Pero así aquel año terminó medianamente bien, el siguiente, que ahora llega a su fin, fue terrible. Karjedón envió una flota para recuperar Sardo y Kyrnos. La flota estaba al mando del almirante Hannón, el mismo que perdió la Guerra Romana en las islas Egates. En Sulkoi recibió Hannón lo que debían haberle dado en Karjedón: sus tropas, compuestas de mercenarios, se unieron a los rebeldes de la isla y lo crucificaron. Luego enviaron mensajeros a Roma ofreciendo las islas. Roma volvió a negarse, y ahora ha enviado grano a Karjedón.
Pero la benevolencia de Roma incrementó la influencia de Hannón el Grande, como ya he mencionado, y Hannón el Grande, todavía estratega, volvió a tener las fuerzas necesarias para oponerse a todas las órdenes de Amílcar. Oh, hermano: dos ejércitos púnicos pasaron todo el año inactivos porque las órdenes de un estratega neutralizaban las del otro. No hubo ninguna batalla; únicamente los númidas del yerno de Amílcar, Naraouas, incomodaron un tanto a los mercenarios. Por lo demás, Mathos y Zarzas pudieron volver a reunir millares de libios. Sus ejércitos han recuperado la fuerza que poseían antes de las dos batallas victoriosas del Barca.
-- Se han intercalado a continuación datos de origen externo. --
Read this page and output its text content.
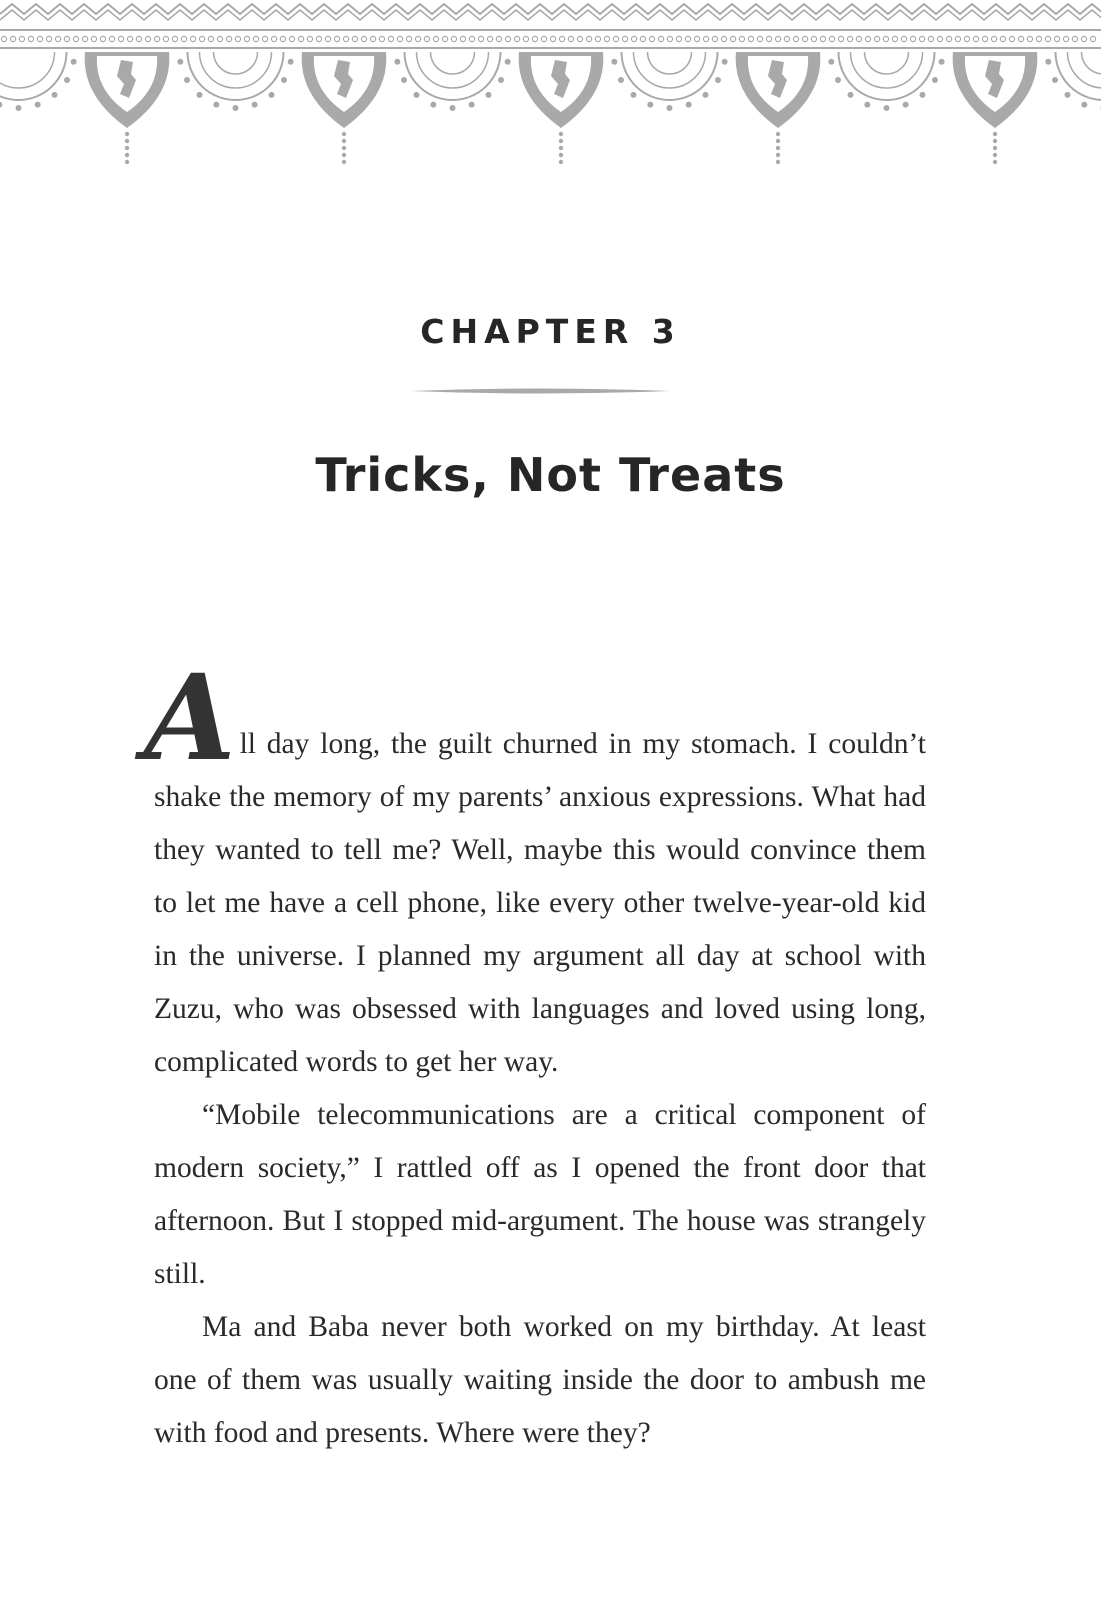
CHAPTER 3
Tricks, Not Treats

All day long, the guilt churned in my stomach. I couldn’t shake the memory of my parents’ anxious expressions. What had they wanted to tell me? Well, maybe this would convince them to let me have a cell phone, like every other twelve-year-old kid in the universe. I planned my argument all day at school with Zuzu, who was obsessed with languages and loved using long, complicated words to get her way.

“Mobile telecommunications are a critical component of modern society,” I rattled off as I opened the front door that afternoon. But I stopped mid-argument. The house was strangely still.

Ma and Baba never both worked on my birthday. At least one of them was usually waiting inside the door to ambush me with food and presents. Where were they?
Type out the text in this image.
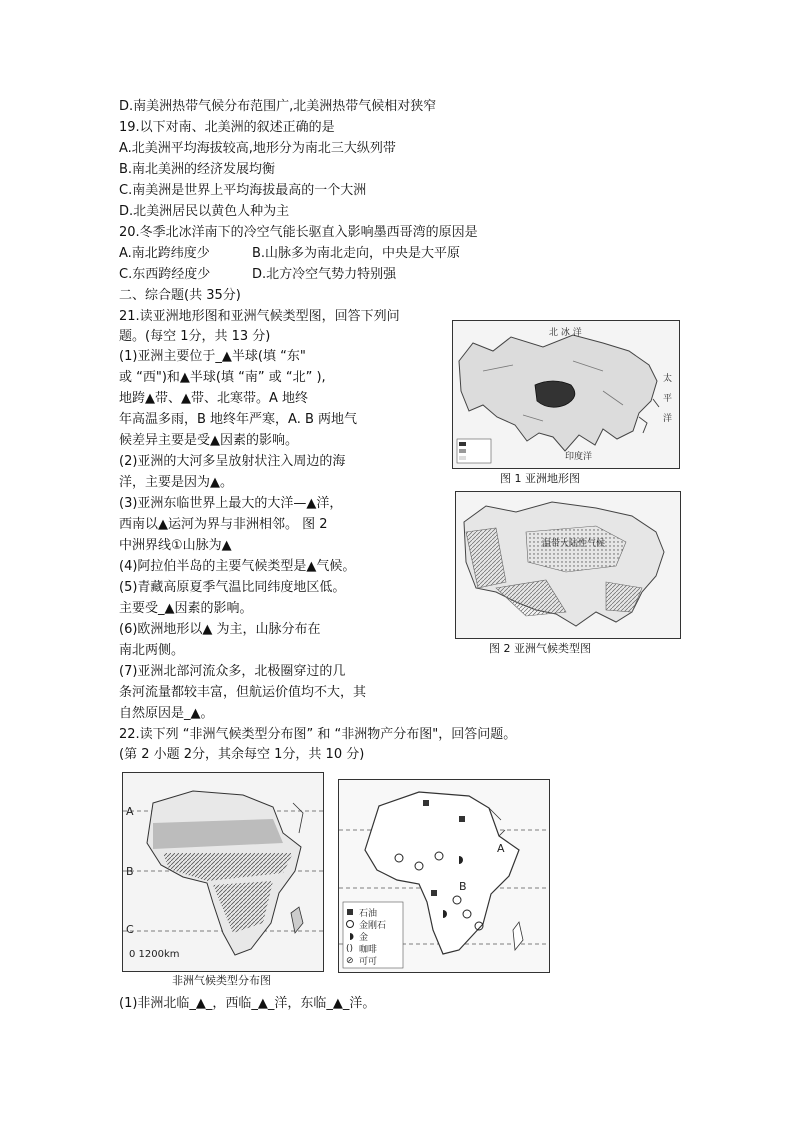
D.南美洲热带气候分布范围广,北美洲热带气候相对狭窄
19.以下对南、北美洲的叙述正确的是
A.北美洲平均海拔较高,地形分为南北三大纵列带
B.南北美洲的经济发展均衡
C.南美洲是世界上平均海拔最高的一个大洲
D.北美洲居民以黄色人种为主
20.冬季北冰洋南下的冷空气能长驱直入影响墨西哥湾的原因是
A.南北跨纬度少	B.山脉多为南北走向，中央是大平原
C.东西跨经度少	D.北方冷空气势力特别强
二、综合题(共 35分)
21.读亚洲地形图和亚洲气候类型图，回答下列问
题。(每空 1分，共 13 分)
(1)亚洲主要位于_▲半球(填 “东"
或 “西")和▲半球(填 “南” 或 “北” ),
地跨▲带、▲带、北寒带。A 地终
年高温多雨，B 地终年严寒，A. B 两地气
候差异主要是受▲因素的影响。
(2)亚洲的大河多呈放射状注入周边的海
洋，主要是因为▲。
(3)亚洲东临世界上最大的大洋—▲洋，
西南以▲运河为界与非洲相邻。 图 2
中洲界线①山脉为▲
(4)阿拉伯半岛的主要气候类型是▲气候。
(5)青藏高原夏季气温比同纬度地区低。
主要受_▲因素的影响。
(6)欧洲地形以▲ 为主，山脉分布在
南北两侧。
(7)亚洲北部河流众多，北极圈穿过的几
条河流量都较丰富，但航运价值均不大，其
自然原因是_▲。
22.读下列 “非洲气候类型分布图” 和 “非洲物产分布图"，回答问题。
(第 2 小题 2分，其余每空 1分，共 10 分)
(1)非洲北临_▲_，西临_▲_洋，东临_▲_洋。
北 冰 洋
太
平
洋
印度洋
图 1 亚洲地形图
温带大陆性气候
图 2 亚洲气候类型图
A
B
C
0 1200km
非洲气候类型分布图
()
⊘
A
B
石油
金刚石
金
咖啡
可可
Así perdimos Sardo y Kyrnos; así perdimos el año. En otoño, una tempestad destruyó la flota carguera que debía traer a Karjedón soldados íberos, armas, plata y víveres. Tras este último mensaje negro del año, Hippo Akra e Ityke perdieron toda esperanza, acuchillaron a la guarnición púnica y abrieron las puertas de sus sitiadores. Karjedón está sola.
Pero Karjedón continúa en pie. El Consejo, instado por Asdrúbal y aburrido de aquel oscuro juego, dejó en manos de los soldados y generales la decisión de cuál estratega debía mantenerse al frente: Hannón o Amílcar. El resultado no podía asombrar a nadie. Hannón tuvo que deponer el mando; su sucesor, subordinado a Amílcar, fue un tal Aníbal, un miembro del partido de Hannón.
Ahora Mathos, Spendius, Audarido y Zarzas han empezado el sitio de la propia Karjedón, la última ciudad libre. Pero, por su parte, Amílcar, Aníbal y Naraouas sitian a los sitiadores cortando sus vías de avituallamiento, mientras Karjedón es abastecido por Roma y Siracusa. El nublado invierno se presenta tan brillante como oscuro fue el verano del oscuro año pasado.
No sé, oh Atalo, si Karjedón conseguirá recuperar Sardo y Kyrnos. Los sardos, como supondrás, en otoño se levantaron contra los mercenarios y los hicieron correr, hasta Roma. De momento las islas no poseen soberanos extranjeros. Tú sabes que ya nuestro padre Arístides poseía almacenes allí; hoy éstos son propiedad del Banco de Arena, al igual que algunos sembrados y dos minas. Si desde Massalia, y con ayuda de otro comerciante masaliota, te es posible salvar una parte de las propiedades o bienes que el banco tiene en Sardo y Kyrnos, la mitad de lo que salves será tuyo. El valor correspondiente a la otra mitad deposítala en la sucursal que el Banco Real de Alejandría tiene en Massalia. Si no te es posible, o si te parece un riesgo demasiado grande, nuestro afecto de hermanos no sufrirá por ello.